Quando esta insensibilidade ocorre por parte dos nossos governantes, nós como médicos o que pretendemos é que exista um SNS verdadeiramente acessível a todos. Não adianta bater no peito a dizer-se que se gosta muito do SNS ou identificar problemas como a Lei Bases da Saúde que nunca impediu quem quer que seja de fazer o que quer que seja para investir na saúde.

Ainda ontem os ministérios das Finanças e da Saúde anunciaram novas vagas.

As vagas que foram anunciadas no concurso de abril são 350 a nível de médicos de clínica geral e familiar e 800 a nível hospitalar têm um fenómeno que é o da multiplicação das vagas. Vemos o Ministério da Saúde dizer que abriu 167 vagas para o interior, para sítios carenciados que são justamente uma parte dessas 800.

Vão sendo anunciadas vagas que no fundo são sempre as mesmas?
São sempre as mesmas com uma única preocupação: não a de resolver o problema, mas de tapar o sol com a peneira. É lamentável verificar-se que aos serviços médicos do privado [a que o SNS recorre], o Governo deve dois anos e que por isso os privados vão deixar de o prestar. É uma obsessão de esconder a despesa para no final do ano eventualmente dizerem que as contas não são exatamente certas.

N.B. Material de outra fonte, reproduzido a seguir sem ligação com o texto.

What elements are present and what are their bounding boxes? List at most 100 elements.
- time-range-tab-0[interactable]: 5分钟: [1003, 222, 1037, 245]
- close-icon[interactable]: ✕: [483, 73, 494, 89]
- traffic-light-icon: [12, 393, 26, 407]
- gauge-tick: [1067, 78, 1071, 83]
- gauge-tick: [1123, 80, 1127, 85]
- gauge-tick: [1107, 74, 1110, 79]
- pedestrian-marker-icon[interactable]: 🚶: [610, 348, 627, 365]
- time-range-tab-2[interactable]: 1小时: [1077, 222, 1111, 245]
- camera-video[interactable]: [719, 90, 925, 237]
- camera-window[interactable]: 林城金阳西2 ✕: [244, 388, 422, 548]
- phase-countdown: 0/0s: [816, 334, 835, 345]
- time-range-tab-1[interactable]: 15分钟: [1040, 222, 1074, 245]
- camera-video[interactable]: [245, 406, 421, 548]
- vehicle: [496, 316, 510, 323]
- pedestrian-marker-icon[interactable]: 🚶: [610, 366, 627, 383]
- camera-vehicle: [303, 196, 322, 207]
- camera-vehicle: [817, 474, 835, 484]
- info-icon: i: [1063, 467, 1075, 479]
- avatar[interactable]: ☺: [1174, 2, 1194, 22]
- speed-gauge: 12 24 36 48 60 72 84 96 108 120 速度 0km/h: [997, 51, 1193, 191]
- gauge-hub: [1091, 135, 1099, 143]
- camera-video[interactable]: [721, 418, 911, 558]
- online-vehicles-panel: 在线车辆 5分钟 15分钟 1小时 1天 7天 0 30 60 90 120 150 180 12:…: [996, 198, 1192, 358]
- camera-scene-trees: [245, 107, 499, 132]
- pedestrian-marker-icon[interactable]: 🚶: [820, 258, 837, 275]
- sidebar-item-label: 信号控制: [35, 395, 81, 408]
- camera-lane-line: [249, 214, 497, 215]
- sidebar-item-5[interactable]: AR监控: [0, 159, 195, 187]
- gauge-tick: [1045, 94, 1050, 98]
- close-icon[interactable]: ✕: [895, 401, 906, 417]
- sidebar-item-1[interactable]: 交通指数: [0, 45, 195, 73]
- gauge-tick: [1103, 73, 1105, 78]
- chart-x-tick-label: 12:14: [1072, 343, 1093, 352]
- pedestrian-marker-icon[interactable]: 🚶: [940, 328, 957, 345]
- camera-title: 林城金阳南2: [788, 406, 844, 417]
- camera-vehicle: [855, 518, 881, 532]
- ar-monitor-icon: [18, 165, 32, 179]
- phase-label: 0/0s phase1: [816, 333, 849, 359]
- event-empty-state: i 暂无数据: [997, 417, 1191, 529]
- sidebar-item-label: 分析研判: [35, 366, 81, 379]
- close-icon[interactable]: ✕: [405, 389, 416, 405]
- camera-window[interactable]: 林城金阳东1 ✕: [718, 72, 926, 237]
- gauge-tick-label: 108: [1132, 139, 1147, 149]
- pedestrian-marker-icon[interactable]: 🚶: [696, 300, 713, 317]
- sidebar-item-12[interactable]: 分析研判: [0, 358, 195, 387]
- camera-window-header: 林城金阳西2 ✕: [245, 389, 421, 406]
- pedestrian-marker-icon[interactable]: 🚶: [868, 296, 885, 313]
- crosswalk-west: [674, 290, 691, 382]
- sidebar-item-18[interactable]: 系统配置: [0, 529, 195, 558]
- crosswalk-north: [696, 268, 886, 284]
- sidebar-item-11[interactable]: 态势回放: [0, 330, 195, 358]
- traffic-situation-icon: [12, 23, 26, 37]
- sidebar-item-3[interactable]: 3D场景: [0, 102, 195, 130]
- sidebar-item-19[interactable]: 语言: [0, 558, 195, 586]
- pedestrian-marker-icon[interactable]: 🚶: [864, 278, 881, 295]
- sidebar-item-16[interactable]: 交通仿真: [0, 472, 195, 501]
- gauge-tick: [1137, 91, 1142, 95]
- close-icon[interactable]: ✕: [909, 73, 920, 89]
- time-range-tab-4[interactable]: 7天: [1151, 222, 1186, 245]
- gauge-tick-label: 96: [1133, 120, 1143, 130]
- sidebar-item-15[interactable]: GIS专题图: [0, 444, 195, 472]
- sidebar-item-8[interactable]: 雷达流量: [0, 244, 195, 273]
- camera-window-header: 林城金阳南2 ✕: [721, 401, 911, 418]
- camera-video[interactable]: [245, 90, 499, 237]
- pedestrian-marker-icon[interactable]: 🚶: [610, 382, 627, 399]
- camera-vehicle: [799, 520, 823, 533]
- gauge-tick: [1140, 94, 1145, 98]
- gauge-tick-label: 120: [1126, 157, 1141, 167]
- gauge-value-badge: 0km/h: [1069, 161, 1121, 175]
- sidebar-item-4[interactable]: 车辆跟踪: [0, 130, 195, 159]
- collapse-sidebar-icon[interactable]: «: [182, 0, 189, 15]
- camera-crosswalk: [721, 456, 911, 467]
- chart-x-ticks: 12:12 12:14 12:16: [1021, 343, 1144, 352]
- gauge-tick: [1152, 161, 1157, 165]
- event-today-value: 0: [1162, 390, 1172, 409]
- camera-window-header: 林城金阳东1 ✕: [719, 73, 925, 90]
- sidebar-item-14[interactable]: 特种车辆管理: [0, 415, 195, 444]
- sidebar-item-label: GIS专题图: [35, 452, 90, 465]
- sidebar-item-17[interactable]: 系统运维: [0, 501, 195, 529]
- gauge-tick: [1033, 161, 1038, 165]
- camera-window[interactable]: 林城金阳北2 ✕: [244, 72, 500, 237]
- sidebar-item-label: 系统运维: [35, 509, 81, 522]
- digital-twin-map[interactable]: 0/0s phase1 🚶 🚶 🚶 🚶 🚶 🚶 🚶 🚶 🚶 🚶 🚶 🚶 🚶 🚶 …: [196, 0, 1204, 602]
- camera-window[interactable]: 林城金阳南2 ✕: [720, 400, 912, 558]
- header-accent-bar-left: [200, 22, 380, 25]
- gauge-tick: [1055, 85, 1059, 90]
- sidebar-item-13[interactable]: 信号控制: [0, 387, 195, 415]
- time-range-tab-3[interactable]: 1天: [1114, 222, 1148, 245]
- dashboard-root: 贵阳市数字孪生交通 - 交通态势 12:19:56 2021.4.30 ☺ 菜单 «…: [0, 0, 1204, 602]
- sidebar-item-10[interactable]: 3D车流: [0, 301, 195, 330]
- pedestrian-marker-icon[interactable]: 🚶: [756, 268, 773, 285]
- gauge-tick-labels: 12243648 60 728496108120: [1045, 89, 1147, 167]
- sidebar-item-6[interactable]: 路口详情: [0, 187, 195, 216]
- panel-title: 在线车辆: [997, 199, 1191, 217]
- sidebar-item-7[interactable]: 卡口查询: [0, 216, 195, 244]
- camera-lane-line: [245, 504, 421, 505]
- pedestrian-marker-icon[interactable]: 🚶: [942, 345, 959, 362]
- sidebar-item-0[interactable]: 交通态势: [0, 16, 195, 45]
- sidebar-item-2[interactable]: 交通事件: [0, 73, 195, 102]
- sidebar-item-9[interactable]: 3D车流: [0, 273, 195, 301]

Se eu não pagar a minha renda de casa e a fatura da eletricidade e adiar para dezembro, naturalmente que o défice é zero. Devia haver respeito pelos portugueses e pelos profissionais.

Os problemas da saúde são, sobretudo, um problema das Finanças?
Queremos um SNS em que os médicos sejam contratados por concurso, que haja progressões por concurso, que a hierarquia seja respeitada por todos e não seja uma hierarquia política. Há uma questão financeira porque há um subfinanciamento crónico, mas também há uma questão de organização. Não faz sentido nenhum, havendo capacidade financeira para pagar a um médico [tarefeiro] 50 euros à hora, que se continue a fazer isso.

Porque há um tão grande recurso a tarefeiros?
É uma tentativa de fragilizar os médicos que estão no SNS - não tenho a teoria da conspiração - mas creio que é para criar-lhes condições para saírem, pedirem a reforma mais cedo. Nunca como agora, os grupos privados cresceram como cresceram. Nunca como agora, os grupos privados investiram tanto em equipamentos.

Estão a crescer mais agora que no tempo da troika?
Estão a crescer mais e a um nível tal que neste momento em termos tecnológicos estão à frente dos serviços públicos. Por exemplo, em termos oncológicos no Norte do país os equipamentos no privado estão mais avançados e o Estado recorre a eles. Uma atitude de tapar o sol com a peneira, não investindo no SNS para as contas cosmeticamente aparecerem corretas, é um erro político. Pode dar votos no curto prazo, mas causa sérios danos à população, particularmente à mais desfavorecida. No médio prazo, os médicos conseguem encontrar alternativas mais simpáticas e menos stressantes no privado. O dr. António Costa não liga à saúde. Temos o dr. Centeno a dizer que isto está o melhor dos mundos e temos uma ministra da Saúde com uma incapacidade total de criar as condições para os médicos e melhorias tecnológicas.

Os sindicatos têm acusado o Governo de não conseguir travar e até promover a fuga de médicos para o setor privado e para o estrangeiro. É isso que explica a falta de médicos? Ou devíamos estar a formar mais?
Há um gravíssimo erro, um crime político que se cometeu no passado que foi uma total irracionalidade nos numerus clausus na Medicina. Há 35 anos, entravam 80 futuros médicos em cinco faculdades. Houve anos em que entraram 50. Estamos a aproximar-nos do pior dos dois mundos, da tempestade perfeita: um conjunto imenso de médicos, centenas, que daqui a três, quatro, cinco anos se vai reformar e só daqui a algum tempo é que os médicos que se estão a formar serão suficientes.

Defende o regresso à exclusividade?
Essa exclusividade foi retirada pelo dr. Correia de Campos e a dra. Ana Jorge porque diziam que custava muito dinheiro. É o primeiro ponto do nosso pré-aviso de greve.

Mantém a exigência de redução do número de pacientes por médico de família?
Os 1.900 em vez dos 1.550 criam uma aparente acessibilidade que não é possível.